We had a dilemma this week in regards to deciding to go with a new or used washer/dryer. Here's how our train of thought went:
  • Our washer's motor is dead and it would cost around $200 to repair it. It's quite old though.
  • "Oh no! We have to replace our stackable washer/dryer! What to do? What to do?"
  • Let's look on Craigslist for one...There's some for $200 that are 5 years old but they may die soon on us.
  • Let's look at new ones...Ugh they go for about $1000 on the low-end.
  • Let's buy the new one with a 5 year warranty so we don't have to worry about it dieing soon.
At that point, I decided we needed to sleep on the decision at least a night and if we were still into going with a new one 2 days later, we would go out shopping for one.
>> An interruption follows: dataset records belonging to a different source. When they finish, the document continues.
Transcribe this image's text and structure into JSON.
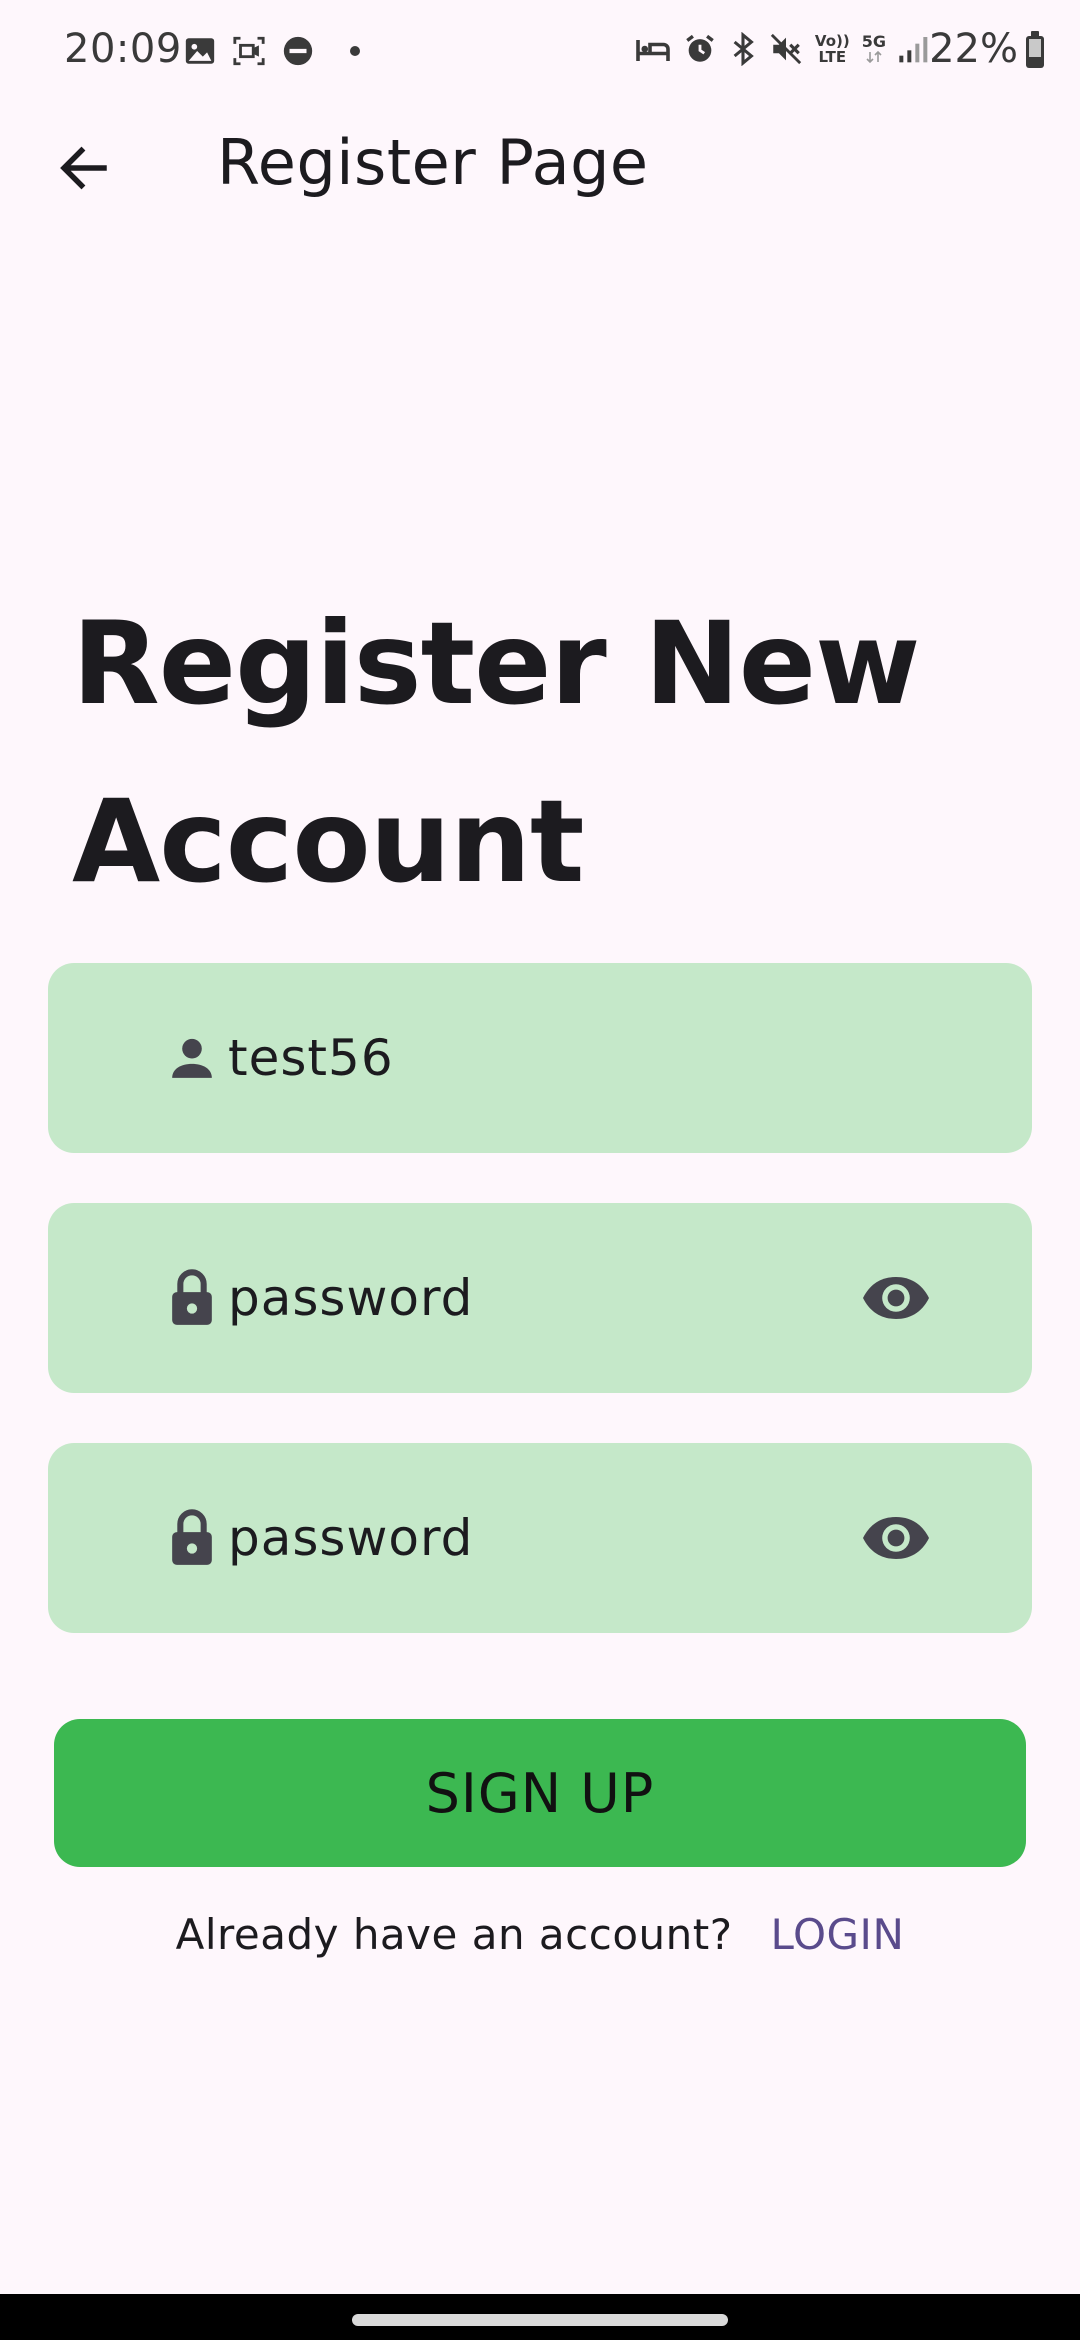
{
  "status_bar": {
    "time": "20:09",
    "battery_text": "22%",
    "left_icons": [
      "image-icon",
      "screen-record-icon",
      "do-not-disturb-icon",
      "dot-icon"
    ],
    "right_icons": [
      "sleep-mode-icon",
      "alarm-icon",
      "bluetooth-icon",
      "mute-icon",
      "volte-icon",
      "5g-icon",
      "signal-icon"
    ],
    "volte_label_top": "Vo))",
    "volte_label_bottom": "LTE",
    "network_label": "5G"
  },
  "app_bar": {
    "title": "Register Page",
    "back_icon": "arrow-back-icon"
  },
  "heading": "Register New Account",
  "form": {
    "username": {
      "value": "test56",
      "icon": "person-icon"
    },
    "password": {
      "value": "password",
      "icon": "lock-icon",
      "toggle_icon": "eye-icon"
    },
    "confirm_password": {
      "value": "password",
      "icon": "lock-icon",
      "toggle_icon": "eye-icon"
    },
    "field_color": "#c5e8c9"
  },
  "signup_button": {
    "label": "SIGN UP",
    "color": "#3cb851"
  },
  "login_row": {
    "prompt": "Already have an account?",
    "link": "LOGIN",
    "link_color": "#5a4b8c"
  }
}
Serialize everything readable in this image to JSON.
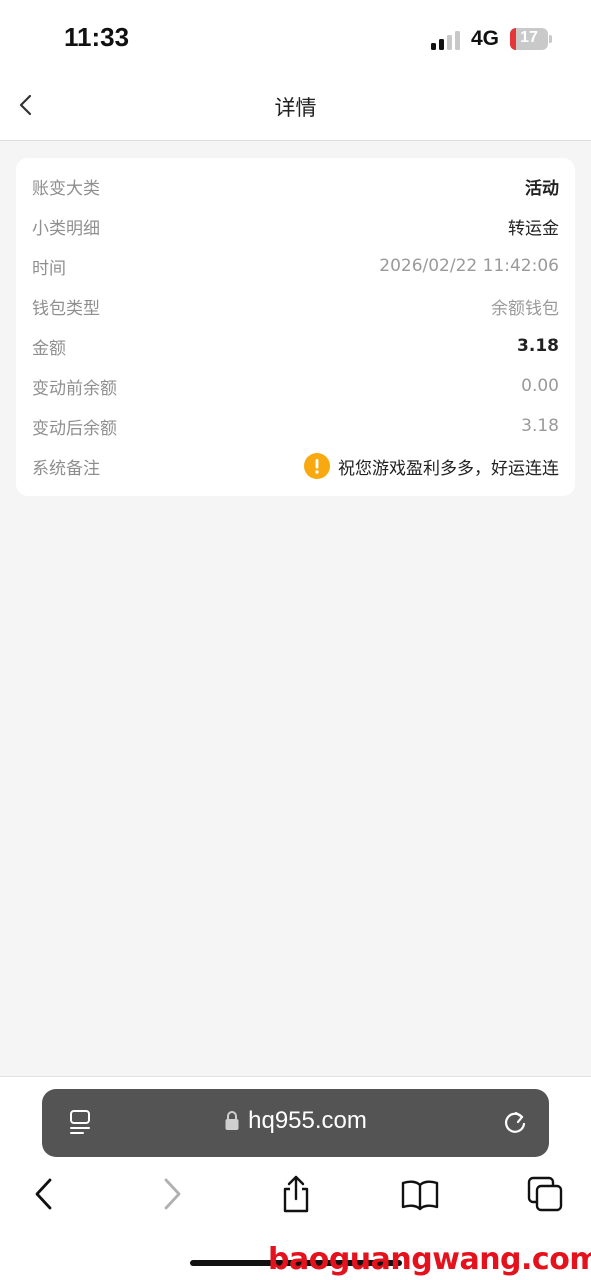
{
  "status_bar": {
    "time": "11:33",
    "network": "4G",
    "battery_percent": "17"
  },
  "nav": {
    "title": "详情",
    "back_icon": "chevron-left-icon"
  },
  "details": [
    {
      "label": "账变大类",
      "value": "活动",
      "style": "bold"
    },
    {
      "label": "小类明细",
      "value": "转运金",
      "style": "dark"
    },
    {
      "label": "时间",
      "value": "2026/02/22 11:42:06",
      "style": "muted"
    },
    {
      "label": "钱包类型",
      "value": "余额钱包",
      "style": "muted"
    },
    {
      "label": "金额",
      "value": "3.18",
      "style": "bold"
    },
    {
      "label": "变动前余额",
      "value": "0.00",
      "style": "muted"
    },
    {
      "label": "变动后余额",
      "value": "3.18",
      "style": "muted"
    },
    {
      "label": "系统备注",
      "value": "祝您游戏盈利多多，好运连连",
      "style": "dark",
      "icon": "warning-icon"
    }
  ],
  "browser": {
    "url": "hq955.com",
    "icons": [
      "tab-list-icon",
      "lock-icon",
      "reload-icon"
    ],
    "toolbar": [
      "back-icon",
      "forward-icon",
      "share-icon",
      "bookmarks-icon",
      "tabs-icon"
    ]
  },
  "watermark": "baoguangwang.com",
  "colors": {
    "warning": "#f7a90f",
    "battery_low": "#e5343a",
    "watermark": "#e4121c",
    "url_bar": "#545454"
  }
}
I then the next day thought about all that I have been reading in the personal finance world and here's what kept coming at me: "Rich people buy items that appreciate. Poor people buy items that depreciate."

You may ask how does that apply to my washer/dryer issue. If I bought the $1000 new model and considered current used prices as indicators of how much one of these depreciates, we're looking at about $160/yr depreciation of a new one after 5 years (($1000 - $200/5 = $160). Let's pretend I "bought" a used one for $1000, but $200 going to the seller and $800 going into an investment making 10% a year. What would my $800 investment look like?
  • Year 1: $880
  • Year 2: $968
  • Year 3: $1064.80
  • Year 4: $1171.28
  • Year 5: $1288.41
That means if the used one lasts me 2 & 1/2 years with minimal repairs, my replacement would be "free" (using the income to replace it). I did research and what I found was that they last about 10 years normally. So if my 5 year old used one lasts for 5 years after I buy it, not just will I have money to replace it, but enough to buy 2 of them if I wanted and go out to a nice dinner as well.

That's all great math wise, but are we going to invest it? We are by paying off all our credit card debts, that's 20% APR, can't beat that! It means we won't be dipping into our emergency fund much and can still tackle debts this month instead of rebuilding our emergency fund.

1 comment:

John said...

Why do you still have a 20% APR credit card?